Doch die eiserne Antwort ließ gleich zweimal nicht lange auf sich warten und so blieben am Ende eben doch wieder nur lange Gesichter auf Seiten der Stuttgarter. Einmal mehr blieb den Fans und Verantwortlichen nichts anderes übrig, als einzuräumen, dass man vor allem wegen Torwart Ron-Robert Zieler überhaupt noch im Rennen sei. Doch warum tat man sich gegen den Zweitligisten im heimischen Stadion überhaupt so schwer? Eine Analyse:

Stellungsfehler im Abwehrverhalten

Um ehrlich zu sein, überraschte Nico Willig die Beteiligten schon etwas, als auf der linken Abwehrseite der erfahrene Emiliano Insua auflief und nicht der in den letzten Wochen aufstrebende Borna Sosa. Denn wie zu erwarten, fiel Insua mehr durch sein leidenschaftliches und kampforientiertes Spiel auf, als durch konzentriertes und souveränes Abwehrverhalten. Wie so oft schaltete er sich löblich in die Stuttgarter Offensive ein und versuchte mit seinen Flanken für Furore zu sorgen. Leider vergebens.

Anstatt dessen vernachlässigte er einmal mehr die Defensive, wodurch auch Abdullahis Ausgleichstreffer auf seine und Marc-Oliver Kempfs Kappe ging. Auch dieser stand bei beiden Toren zu weit weg vom Gegner und fand keinen Weg, den Berliner Angriff ruhigzustellen. In Kopfballduellen zeigte er sich zudem nicht durchschlagkräftig genug, weshalb zum einen Manuel Friedrich erneut ausgleichen konnte und zum anderen Kempfs und Insuas Personalien im heutigen Rückspiel überdacht werden sollten.

Kontrolle und Abgeklärtheit

Der Großteil der Stuttgarter Mannschaft befindet sich mit den Relegationsspielen zum ersten Mal in einer derartigen sportlichen Ausnahmesituation, in welcher man den berühmten „Alles-oder-Nichts-Charakter“ verspürt.

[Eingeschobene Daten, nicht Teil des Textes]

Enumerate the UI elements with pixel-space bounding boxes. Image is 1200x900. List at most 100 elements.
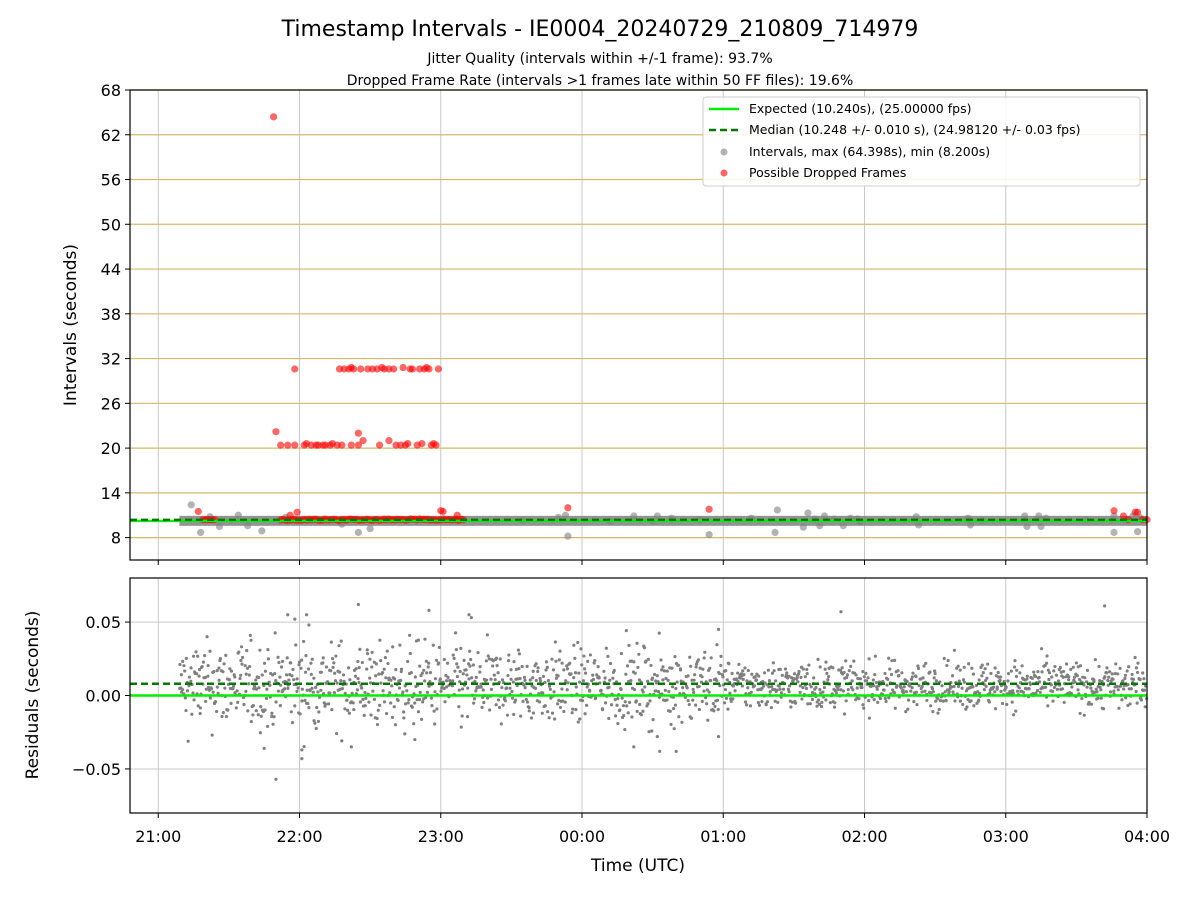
residual-point bbox=[474, 689, 478, 693]
residual-point bbox=[841, 689, 846, 693]
residual-point bbox=[772, 669, 776, 673]
residual-point bbox=[1080, 696, 1084, 701]
residual-point bbox=[489, 687, 494, 691]
residual-point bbox=[669, 722, 673, 727]
residual-point bbox=[382, 700, 387, 704]
residual-point bbox=[852, 659, 856, 663]
residual-point bbox=[1067, 675, 1071, 679]
residual-point bbox=[1114, 662, 1118, 666]
residual-point bbox=[842, 670, 846, 675]
residual-point bbox=[766, 668, 770, 672]
residual-point bbox=[371, 689, 375, 693]
residual-point bbox=[663, 688, 667, 692]
residual-point bbox=[313, 721, 317, 725]
residual-point bbox=[760, 699, 764, 704]
residual-point bbox=[798, 690, 802, 694]
residual-point bbox=[824, 698, 828, 702]
residual-point bbox=[783, 667, 788, 671]
residual-point bbox=[576, 720, 580, 724]
residual-point bbox=[374, 662, 378, 666]
residual-point bbox=[260, 673, 264, 677]
residual-point bbox=[249, 638, 253, 642]
residual-point bbox=[749, 690, 753, 694]
residual-point bbox=[1115, 684, 1119, 689]
residual-point bbox=[1013, 658, 1017, 663]
residual-point bbox=[421, 700, 425, 704]
residual-point bbox=[741, 669, 745, 673]
residual-point bbox=[326, 680, 330, 684]
dropped-frame-point bbox=[425, 365, 433, 373]
intervals-panel: 8 14 20 26 32 38 44 50 56 62 68 Intervals (seconds… bbox=[61, 81, 1151, 565]
residual-point bbox=[754, 678, 759, 682]
residual-point bbox=[384, 676, 388, 680]
residual-point bbox=[205, 635, 209, 639]
residuals-y-axis-label: Residuals (seconds) bbox=[23, 611, 43, 780]
residual-point bbox=[349, 745, 353, 749]
legend-expected-label: Expected (10.240s), (25.00000 fps) bbox=[749, 101, 971, 116]
residual-point bbox=[1064, 662, 1069, 666]
residual-point bbox=[730, 671, 734, 676]
residual-point bbox=[357, 680, 361, 685]
residual-point bbox=[390, 715, 394, 719]
residual-point bbox=[591, 677, 596, 682]
residual-point bbox=[588, 653, 592, 657]
residual-point bbox=[932, 676, 936, 680]
residual-point bbox=[770, 684, 774, 689]
residual-point bbox=[910, 686, 914, 690]
residual-point bbox=[808, 702, 812, 706]
residual-point bbox=[957, 679, 961, 683]
residual-point bbox=[692, 690, 696, 695]
residual-point bbox=[458, 669, 462, 674]
residual-point bbox=[184, 656, 188, 661]
residual-point bbox=[425, 690, 430, 694]
intervals-y-tick-label: 26 bbox=[101, 394, 121, 413]
legend-dropped-label: Possible Dropped Frames bbox=[749, 165, 906, 180]
residual-point bbox=[909, 689, 913, 693]
residual-point bbox=[893, 706, 897, 710]
residual-point bbox=[996, 670, 1000, 675]
residual-point bbox=[564, 679, 568, 683]
residual-point bbox=[413, 675, 417, 679]
dropped-frame-point bbox=[347, 441, 355, 449]
residual-point bbox=[378, 638, 382, 642]
residual-point bbox=[1126, 682, 1130, 687]
dropped-frame-point bbox=[293, 508, 301, 516]
residual-point bbox=[731, 697, 735, 701]
residual-point bbox=[1004, 685, 1008, 689]
residual-point bbox=[952, 648, 957, 652]
residual-point bbox=[661, 665, 665, 669]
residual-point bbox=[292, 678, 296, 682]
residual-point bbox=[451, 653, 455, 657]
residual-point bbox=[652, 672, 657, 677]
residual-point bbox=[233, 691, 237, 695]
residual-point bbox=[427, 661, 431, 665]
residual-point bbox=[262, 746, 266, 750]
residual-point bbox=[354, 667, 358, 671]
residual-point bbox=[476, 651, 480, 655]
residual-point bbox=[565, 667, 570, 671]
residual-point bbox=[541, 691, 545, 695]
residual-point bbox=[929, 704, 933, 708]
residual-point bbox=[489, 677, 493, 681]
residual-point bbox=[215, 669, 219, 673]
residual-point bbox=[746, 668, 750, 673]
residual-point bbox=[608, 678, 612, 682]
residual-point bbox=[693, 673, 697, 677]
residual-point bbox=[622, 713, 626, 718]
residual-point bbox=[865, 679, 869, 683]
residual-point bbox=[368, 676, 372, 680]
residual-point bbox=[805, 671, 809, 676]
dropped-frame-point bbox=[432, 441, 440, 449]
residual-point bbox=[980, 674, 984, 678]
residual-point bbox=[525, 700, 530, 704]
interval-point bbox=[1020, 512, 1029, 520]
residual-point bbox=[1039, 647, 1044, 651]
residual-point bbox=[183, 669, 187, 673]
residual-point bbox=[509, 677, 513, 681]
residual-point bbox=[339, 679, 343, 683]
residual-point bbox=[504, 686, 509, 690]
residual-point bbox=[822, 685, 826, 690]
residual-point bbox=[479, 685, 483, 689]
residual-point bbox=[604, 701, 608, 705]
residual-point bbox=[1127, 665, 1131, 669]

Gerade für die jungen Wilden ist dies also eine neue, zusätzliche Drucksituation, mit welcher klarzukommen kein leichtes Unterfangen ist.

Anmerken lassen sollte man sich dies dennoch nicht, denn schlussendlich wird im Profifußball nichts schneller ausgenutzt als Unsicherheit. Dem ist nun allerdings der junge Ozan Kabak zum Opfer gefallen, der sonst durch mutige und unkonventionelle Aktionen aufgefallen ist. Gegen Eisern Union wirkte er im Zweikampfverhalten oft fahrig und konnte wichtige Bälle nicht entscheidend klären. Gerade zum Ende der Partie schlug er beispielsweise bei einer brenzligen Situation ein Luftloch und konnte sich dann schlussendlich bei Keeper Zieler bedanken, nicht für ein weiteres Gegentor verantwortlich zu sein.

Doch auch Weltmeister Pavard und der später ausgewechselte Daniel Didavi wirkten im Spiel gegen den Ball oft unsicher und ließen die gewünschte gallige Spielweise zuhauf vermissen. Pavard wirkte in seinem letzten Heimspiel mit dem Ball als Stabilisator, konnte im Zweikampfverhalten dennoch nicht überzeugen und musste sich so mit weniger Applaus als gewünscht aus der Mercedes-Benz-Arena verabschieden.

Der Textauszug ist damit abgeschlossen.